Understanding the built-in behavior means:

  1. You write better code. You know what to expect from each method.

  2. You ace interviews. Interviewers are specifically testing whether you can think algorithmically, not just recall method names.

  3. You debug faster. When something breaks, you know exactly where to look.

And there's a bonus: once you've written a polyfill for padStart(), you'll never forget how it works. It sticks.

A Quick Note on this in Polyfills

When you attach a function to String.prototype, the this keyword inside that function refers to the string the method is called on. But there's a catch: if you use an arrow function, this will not work correctly because arrow functions do not have their own this.
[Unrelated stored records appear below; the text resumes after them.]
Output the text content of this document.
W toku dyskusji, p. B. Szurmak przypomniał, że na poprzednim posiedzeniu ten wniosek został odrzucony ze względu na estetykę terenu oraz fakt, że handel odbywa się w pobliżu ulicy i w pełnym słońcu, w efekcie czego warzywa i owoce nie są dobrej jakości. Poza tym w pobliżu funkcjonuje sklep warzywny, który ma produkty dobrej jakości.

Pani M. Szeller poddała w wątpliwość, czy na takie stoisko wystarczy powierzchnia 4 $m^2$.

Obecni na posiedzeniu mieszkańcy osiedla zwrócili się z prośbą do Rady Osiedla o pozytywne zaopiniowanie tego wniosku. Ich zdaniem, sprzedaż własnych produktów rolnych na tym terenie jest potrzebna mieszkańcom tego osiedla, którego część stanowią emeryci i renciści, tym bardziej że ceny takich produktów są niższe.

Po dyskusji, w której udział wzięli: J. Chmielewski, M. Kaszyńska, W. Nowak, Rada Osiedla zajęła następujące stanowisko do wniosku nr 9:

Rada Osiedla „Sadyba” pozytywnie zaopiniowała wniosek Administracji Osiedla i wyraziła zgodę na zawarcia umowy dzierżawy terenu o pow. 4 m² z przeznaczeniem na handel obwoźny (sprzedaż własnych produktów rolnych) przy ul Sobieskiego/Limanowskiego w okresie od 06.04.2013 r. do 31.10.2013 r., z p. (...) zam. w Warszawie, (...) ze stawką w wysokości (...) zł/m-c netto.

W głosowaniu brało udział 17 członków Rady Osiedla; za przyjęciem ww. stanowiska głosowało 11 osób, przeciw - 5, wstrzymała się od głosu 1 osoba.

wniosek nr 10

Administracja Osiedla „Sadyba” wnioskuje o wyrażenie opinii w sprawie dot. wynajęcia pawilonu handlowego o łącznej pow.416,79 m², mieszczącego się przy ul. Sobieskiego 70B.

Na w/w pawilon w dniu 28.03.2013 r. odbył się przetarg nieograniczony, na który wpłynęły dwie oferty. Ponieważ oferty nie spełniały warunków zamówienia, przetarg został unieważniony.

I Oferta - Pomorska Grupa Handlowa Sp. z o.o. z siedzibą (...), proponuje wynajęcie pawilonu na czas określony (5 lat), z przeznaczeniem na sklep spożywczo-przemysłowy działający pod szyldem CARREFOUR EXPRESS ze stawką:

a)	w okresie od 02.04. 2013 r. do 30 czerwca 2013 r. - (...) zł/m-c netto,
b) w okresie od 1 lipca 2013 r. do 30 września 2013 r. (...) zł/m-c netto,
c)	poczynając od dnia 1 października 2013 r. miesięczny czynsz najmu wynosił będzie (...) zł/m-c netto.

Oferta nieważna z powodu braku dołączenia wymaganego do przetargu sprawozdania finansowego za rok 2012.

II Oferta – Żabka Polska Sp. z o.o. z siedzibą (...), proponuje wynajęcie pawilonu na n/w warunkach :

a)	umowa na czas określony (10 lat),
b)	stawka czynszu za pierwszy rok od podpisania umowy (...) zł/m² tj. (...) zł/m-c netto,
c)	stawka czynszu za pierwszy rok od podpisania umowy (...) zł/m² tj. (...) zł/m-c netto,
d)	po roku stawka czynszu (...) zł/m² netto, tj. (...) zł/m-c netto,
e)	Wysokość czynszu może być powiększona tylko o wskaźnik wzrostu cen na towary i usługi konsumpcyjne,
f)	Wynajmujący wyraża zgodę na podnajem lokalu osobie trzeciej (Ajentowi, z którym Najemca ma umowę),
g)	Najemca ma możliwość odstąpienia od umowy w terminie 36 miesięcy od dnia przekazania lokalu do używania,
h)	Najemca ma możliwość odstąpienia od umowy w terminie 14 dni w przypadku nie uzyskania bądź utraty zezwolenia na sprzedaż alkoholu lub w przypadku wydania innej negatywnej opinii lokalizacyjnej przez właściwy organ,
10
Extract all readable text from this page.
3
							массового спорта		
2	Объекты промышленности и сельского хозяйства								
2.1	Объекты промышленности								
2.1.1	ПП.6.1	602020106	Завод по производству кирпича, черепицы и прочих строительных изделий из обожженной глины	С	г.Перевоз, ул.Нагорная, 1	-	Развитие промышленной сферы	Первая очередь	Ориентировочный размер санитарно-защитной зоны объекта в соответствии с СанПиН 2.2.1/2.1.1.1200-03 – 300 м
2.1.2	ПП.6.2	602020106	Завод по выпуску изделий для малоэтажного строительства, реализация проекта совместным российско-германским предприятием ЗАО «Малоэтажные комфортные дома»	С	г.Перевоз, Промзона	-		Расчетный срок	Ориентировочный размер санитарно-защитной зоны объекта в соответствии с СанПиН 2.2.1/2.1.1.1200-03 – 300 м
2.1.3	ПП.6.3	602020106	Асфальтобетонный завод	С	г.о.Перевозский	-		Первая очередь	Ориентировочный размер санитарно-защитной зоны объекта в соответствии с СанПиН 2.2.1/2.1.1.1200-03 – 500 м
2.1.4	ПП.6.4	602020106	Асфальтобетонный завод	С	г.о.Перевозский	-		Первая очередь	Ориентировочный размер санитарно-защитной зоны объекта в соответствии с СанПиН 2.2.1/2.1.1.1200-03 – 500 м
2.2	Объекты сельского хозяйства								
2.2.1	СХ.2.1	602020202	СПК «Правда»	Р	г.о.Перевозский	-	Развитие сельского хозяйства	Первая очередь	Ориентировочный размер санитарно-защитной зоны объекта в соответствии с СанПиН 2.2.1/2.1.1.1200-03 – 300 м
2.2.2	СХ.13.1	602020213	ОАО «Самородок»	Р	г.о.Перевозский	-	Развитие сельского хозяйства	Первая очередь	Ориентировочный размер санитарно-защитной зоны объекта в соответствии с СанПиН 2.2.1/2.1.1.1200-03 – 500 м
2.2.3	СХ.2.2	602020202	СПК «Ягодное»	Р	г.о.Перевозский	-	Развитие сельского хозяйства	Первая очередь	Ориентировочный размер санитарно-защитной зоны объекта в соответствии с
// WRONG -- arrow function, `this` will be undefined or wrong
String.prototype.myTrim = () => {
  const str = String(this); // `this` is not the string here
};

// CORRECT -- regular function, `this` is the string
String.prototype.myTrim = function() {
  const str = String(this); // works as expected
};

This is one of those small things that will definitely come up in interviews if you're explaining your polyfill live. Mention it confidently.